Security researchers have discovered that thousands of Zoom user credentials are being sold on Dark Web hacker forums for less than a penny, with some being given away for free by cyber criminals.
Researchers at Singapore-based cyber security firm Cyble.io recently discovered that hundreds of thousands of Zoom accounts were being put up for sale on Dark Web forums. While a majority of Zoom accounts were being sold for less than a penny each, some hackers were giving away Zoom accounts for free to generate goodwill among other hackers on such forums.
The firm observed that cyber criminals were sharing detailed lists of stolen password combinations and email addresses with each other via text sharing sites. The compromised data also included accounts belonging to the University of Colorado, Vermont, Lafayette, Dartmouth and Florida amongst others and were given away for free.
The researchers told Bleeping Computer that compromised Zoom login credentials were gathered by hackers through credential stuffing attacks, where cyber criminals logged in to Zoom using previously compromised credentials. They compiled a list of successful log-ins to pass on the information to other cyber criminals.
To verify what they suspected, the researchers contacted hackers selling Zoom accounts on the Dark Web and succeeded in purchasing approximately 530,000 Zoom credentials for less than a penny each at $0.0020 per account. The purchased accounts included passwords, email addresses, personal meeting URLs, and HostKeys of Zoom users.
“It is common for web services that serve consumers to be targeted by this type of activity, which typically involves bad actors testing large numbers of already compromised credentials from other platforms to see if users have reused them elsewhere. This kind of attack generally does not affect our large enterprise customers that use their own single sign-on systems,” Zoom said in response to Cyble’s findings.

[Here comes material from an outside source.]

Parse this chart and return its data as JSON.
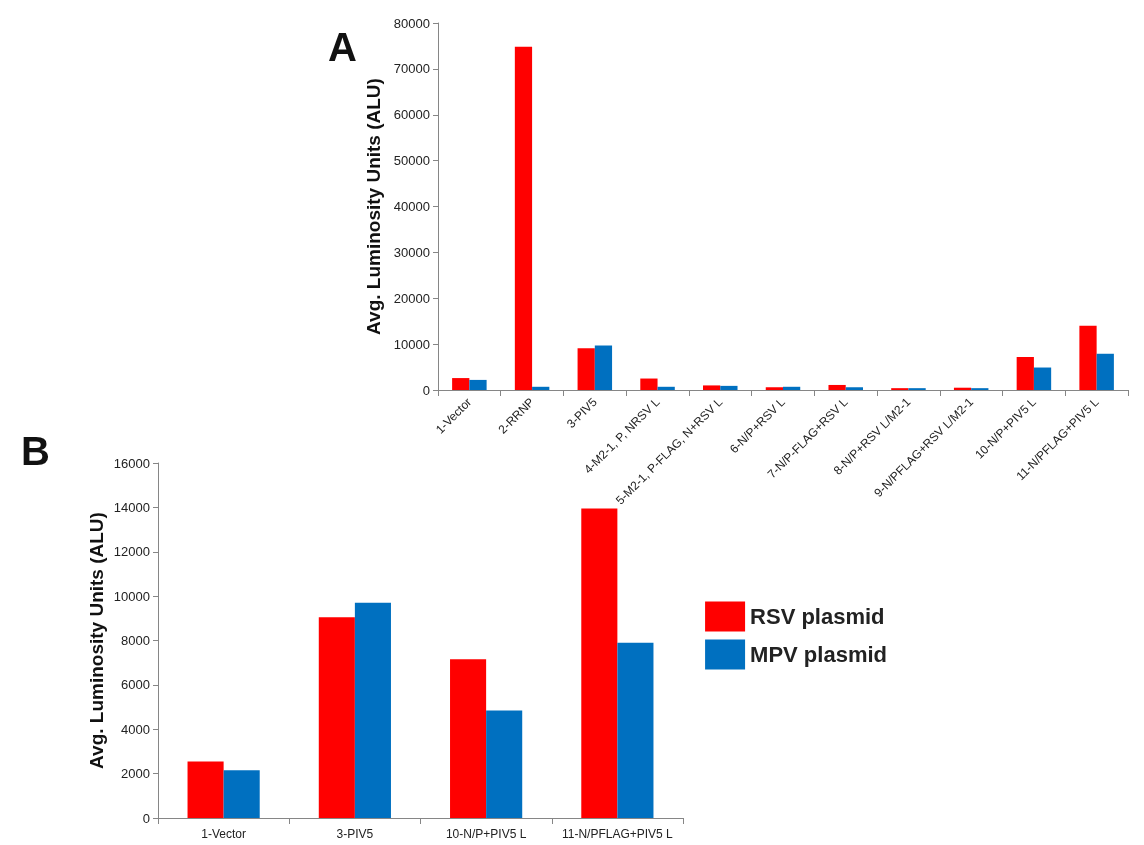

“We have already hired multiple intelligence firms to find these password dumps and the tools used to create them, as well as a firm that has shut down thousands of websites attempting to trick users into downloading malware or giving up their credentials. We continue to investigate, are locking accounts we have found to be compromised, asking users to change their passwords to something more secure, and are looking at implementing additional technology solutions to bolster our efforts,” the videoconferencing giant added.
Earlier this month, security researchers at Trend Micro also found that hackers have been trying to install malicious cryptocurrency files in the legitimate Zoom installer to infect devices. “We found a Coinminer bundled with the legitimate installer of video conferencing app Zoom, luring users who want to install the software but end up unwittingly downloading a malicious file. The compromised files are not from Zoom’s official download center, and are assumed to come from fraudulent websites,” They said.
The researchers noted that the sudden rise in demand for conferencing solutions did not give service providers enough time to secure their applications and hackers are taking advantage of emerging security flaws.
“The sudden need to transition to a work-from-home setup left enterprises with little time to ramp up security measures to ensure that it fits the requirements demanded by remote work. It also exposes businesses to possible compromise due to threat actors abusing tools like video conferencing apps to propagate malware.
“Users are advised to only download installers from applications’ official websites to avoid such compromise. Users should also follow best practices for securing work-from-home setups. A multilayered protection approach is also recommended to effectively detect and block threats regardless of where they are in the system,” they added.